Heads up if you use an inventory
I have been reading about inventories and schedules of condition recently and won't bore you all with the detail, but suffice it to say that The legal view presented was that inventories and/or schedules of condition should be properly integrated into the tenancy agreement if you intend to rely on them in a court case. If they are not fully incorporated into the TA then although the courts may accept them as evidence of the contents and condition of the property, they are not obliged to and technically should reject them as the contract makes no reference to them.
I use the standard RLA model AST for all my tenancies and on looking through the current version noted that the only reference to an inventory/schedule of condition is clause 19 - "Pay our reasonable charges including our costsfor preparing and checking any inventory or condition schedule at the beginning and end of the tenancy". I don't make such a charge so routinely cross through this clause anyway.
I wrote to the RLA about this and spoke to one of the staff today. Their view was that as inventories/condition schedules are not used universally by landlords, they have not incorporated them into their model and leave this for landlords to add as an addendum if they wish.

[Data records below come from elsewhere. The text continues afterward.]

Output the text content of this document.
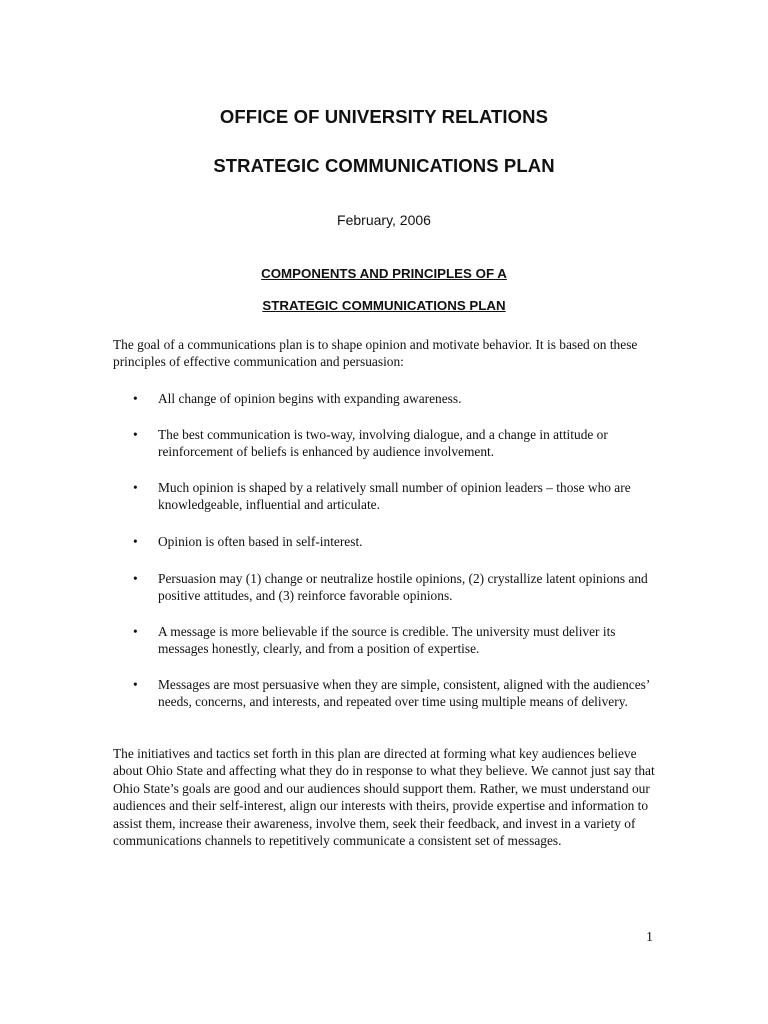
OFFICE OF UNIVERSITY RELATIONS
STRATEGIC COMMUNICATIONS PLAN
February, 2006
COMPONENTS AND PRINCIPLES OF A
STRATEGIC COMMUNICATIONS PLAN

The goal of a communications plan is to shape opinion and motivate behavior. It is based on these principles of effective communication and persuasion:

•	All change of opinion begins with expanding awareness.
•	The best communication is two-way, involving dialogue, and a change in attitude or reinforcement of beliefs is enhanced by audience involvement.
•	Much opinion is shaped by a relatively small number of opinion leaders – those who are knowledgeable, influential and articulate.
•	Opinion is often based in self-interest.
•	Persuasion may (1) change or neutralize hostile opinions, (2) crystallize latent opinions and positive attitudes, and (3) reinforce favorable opinions.
•	A message is more believable if the source is credible. The university must deliver its messages honestly, clearly, and from a position of expertise.
•	Messages are most persuasive when they are simple, consistent, aligned with the audiences’ needs, concerns, and interests, and repeated over time using multiple means of delivery.

The initiatives and tactics set forth in this plan are directed at forming what key audiences believe about Ohio State and affecting what they do in response to what they believe. We cannot just say that Ohio State’s goals are good and our audiences should support them. Rather, we must understand our audiences and their self-interest, align our interests with theirs, provide expertise and information to assist them, increase their awareness, involve them, seek their feedback, and invest in a variety of communications channels to repetitively communicate a consistent set of messages.

1
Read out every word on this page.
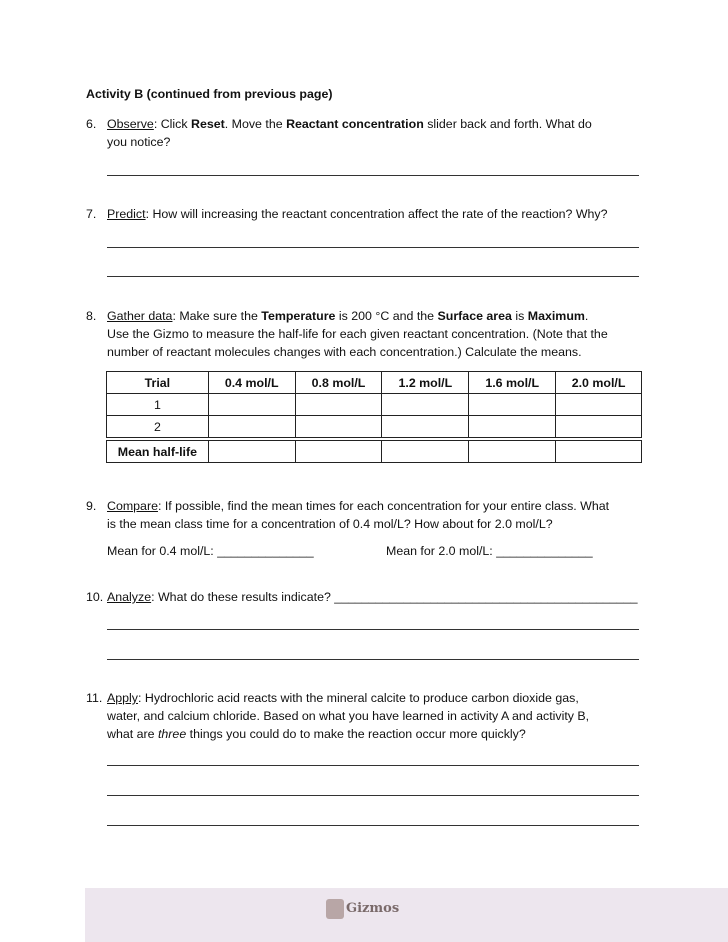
Activity B (continued from previous page)
6. Observe: Click Reset. Move the Reactant concentration slider back and forth. What do
you notice?
7. Predict: How will increasing the reactant concentration affect the rate of the reaction? Why?
8. Gather data: Make sure the Temperature is 200 °C and the Surface area is Maximum.
Use the Gizmo to measure the half-life for each given reactant concentration. (Note that the
number of reactant molecules changes with each concentration.) Calculate the means.
Trial	0.4 mol/L	0.8 mol/L	1.2 mol/L	1.6 mol/L	2.0 mol/L
1					
2					

Mean half-life					
9. Compare: If possible, find the mean times for each concentration for your entire class. What
is the mean class time for a concentration of 0.4 mol/L? How about for 2.0 mol/L?
Mean for 0.4 mol/L: ______________	Mean for 2.0 mol/L: ______________
10. Analyze: What do these results indicate? ____________________________________________
11. Apply: Hydrochloric acid reacts with the mineral calcite to produce carbon dioxide gas,
water, and calcium chloride. Based on what you have learned in activity A and activity B,
what are three things you could do to make the reaction occur more quickly?
Gizmos
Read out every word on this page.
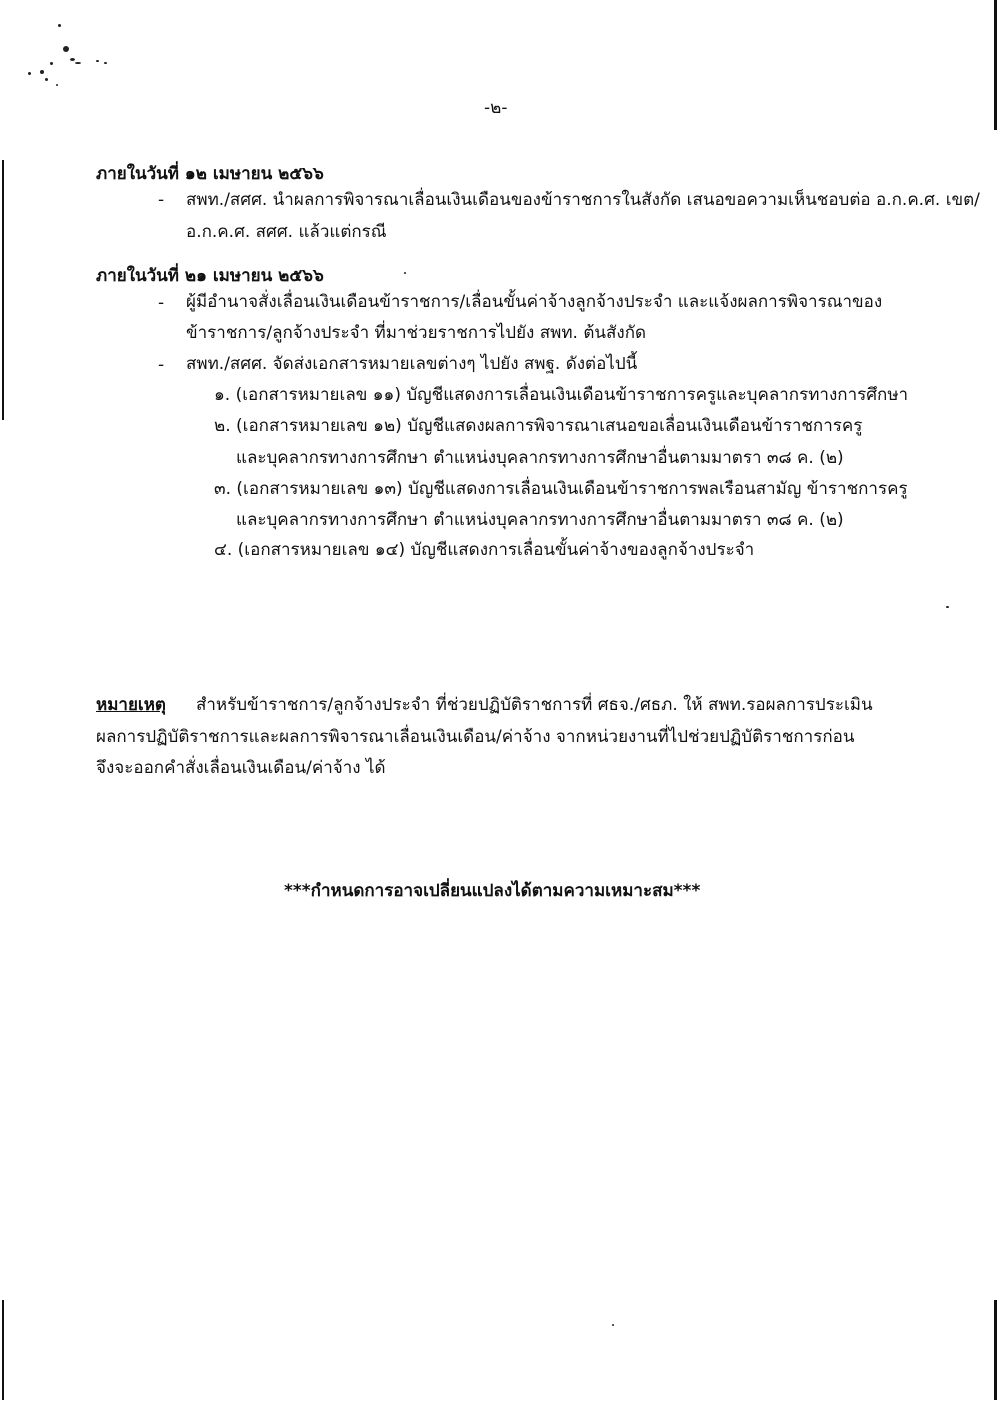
-๒-
ภายในวันที่ ๑๒ เมษายน ๒๕๖๖
- สพท./สศศ. นำผลการพิจารณาเลื่อนเงินเดือนของข้าราชการในสังกัด เสนอขอความเห็นชอบต่อ อ.ก.ค.ศ. เขต/
อ.ก.ค.ศ. สศศ. แล้วแต่กรณี
ภายในวันที่ ๒๑ เมษายน ๒๕๖๖
- ผู้มีอำนาจสั่งเลื่อนเงินเดือนข้าราชการ/เลื่อนขั้นค่าจ้างลูกจ้างประจำ และแจ้งผลการพิจารณาของ
ข้าราชการ/ลูกจ้างประจำ ที่มาช่วยราชการไปยัง สพท. ต้นสังกัด
- สพท./สศศ. จัดส่งเอกสารหมายเลขต่างๆ ไปยัง สพฐ. ดังต่อไปนี้
๑. (เอกสารหมายเลข ๑๑) บัญชีแสดงการเลื่อนเงินเดือนข้าราชการครูและบุคลากรทางการศึกษา
๒. (เอกสารหมายเลข ๑๒) บัญชีแสดงผลการพิจารณาเสนอขอเลื่อนเงินเดือนข้าราชการครู
และบุคลากรทางการศึกษา ตำแหน่งบุคลากรทางการศึกษาอื่นตามมาตรา ๓๘ ค. (๒)
๓. (เอกสารหมายเลข ๑๓) บัญชีแสดงการเลื่อนเงินเดือนข้าราชการพลเรือนสามัญ ข้าราชการครู
และบุคลากรทางการศึกษา ตำแหน่งบุคลากรทางการศึกษาอื่นตามมาตรา ๓๘ ค. (๒)
๔. (เอกสารหมายเลข ๑๔) บัญชีแสดงการเลื่อนขั้นค่าจ้างของลูกจ้างประจำ
หมายเหตุ สำหรับข้าราชการ/ลูกจ้างประจำ ที่ช่วยปฏิบัติราชการที่ ศธจ./ศธภ. ให้ สพท.รอผลการประเมิน
ผลการปฏิบัติราชการและผลการพิจารณาเลื่อนเงินเดือน/ค่าจ้าง จากหน่วยงานที่ไปช่วยปฏิบัติราชการก่อน
จึงจะออกคำสั่งเลื่อนเงินเดือน/ค่าจ้าง ได้
***กำหนดการอาจเปลี่ยนแปลงได้ตามความเหมาะสม***
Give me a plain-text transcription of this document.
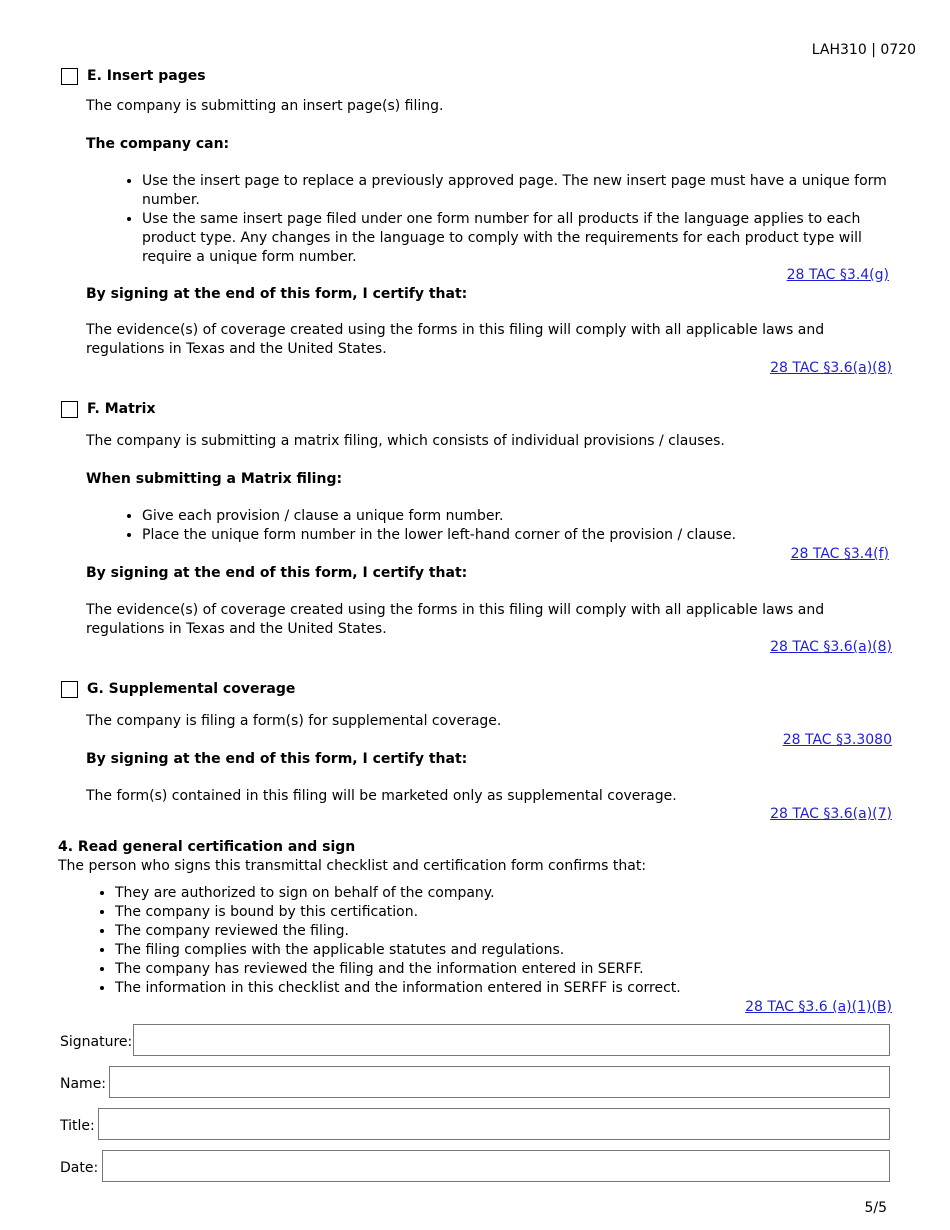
LAH310 | 0720
E. Insert pages
The company is submitting an insert page(s) filing.
The company can:
• Use the insert page to replace a previously approved page. The new insert page must have a unique form number.
• Use the same insert page filed under one form number for all products if the language applies to each product type. Any changes in the language to comply with the requirements for each product type will require a unique form number.
28 TAC §3.4(g)
By signing at the end of this form, I certify that:
The evidence(s) of coverage created using the forms in this filing will comply with all applicable laws and regulations in Texas and the United States.
28 TAC §3.6(a)(8)
F. Matrix
The company is submitting a matrix filing, which consists of individual provisions / clauses.
When submitting a Matrix filing:
• Give each provision / clause a unique form number.
• Place the unique form number in the lower left-hand corner of the provision / clause.
28 TAC §3.4(f)
By signing at the end of this form, I certify that:
The evidence(s) of coverage created using the forms in this filing will comply with all applicable laws and regulations in Texas and the United States.
28 TAC §3.6(a)(8)
G. Supplemental coverage
The company is filing a form(s) for supplemental coverage.
28 TAC §3.3080
By signing at the end of this form, I certify that:
The form(s) contained in this filing will be marketed only as supplemental coverage.
28 TAC §3.6(a)(7)
4. Read general certification and sign
The person who signs this transmittal checklist and certification form confirms that:
• They are authorized to sign on behalf of the company.
• The company is bound by this certification.
• The company reviewed the filing.
• The filing complies with the applicable statutes and regulations.
• The company has reviewed the filing and the information entered in SERFF.
• The information in this checklist and the information entered in SERFF is correct.
28 TAC §3.6 (a)(1)(B)
Signature:
Name:
Title:
Date:
5/5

In some ways this is fair enough, but I am concerned that this may not be something that can be dealt with simply by adding text as an addendum. In order to be fully incorporated the TA may need to be more fundamentally revised to refer to the inventory in all section dealing with repairs, renewals or damage to the property. This also seems to be an area where the drafting needs to be fairly precise in order to be effective and not something I would attempt to knock-up myself.
I raise this now mainly as a heads-up for others who use the RLA model AST as this is something that you may also want to consider in future. I have looked at the Government's model AST which does have references to the inventory/report of condition fully integrated but its 50 pages long! The things I value about the RLA model are its brevity and clarity but I may have to reconsider using it in future if there is a risk that my very detailed and carefully prepared inventories are going to be rejected if they ever get to court.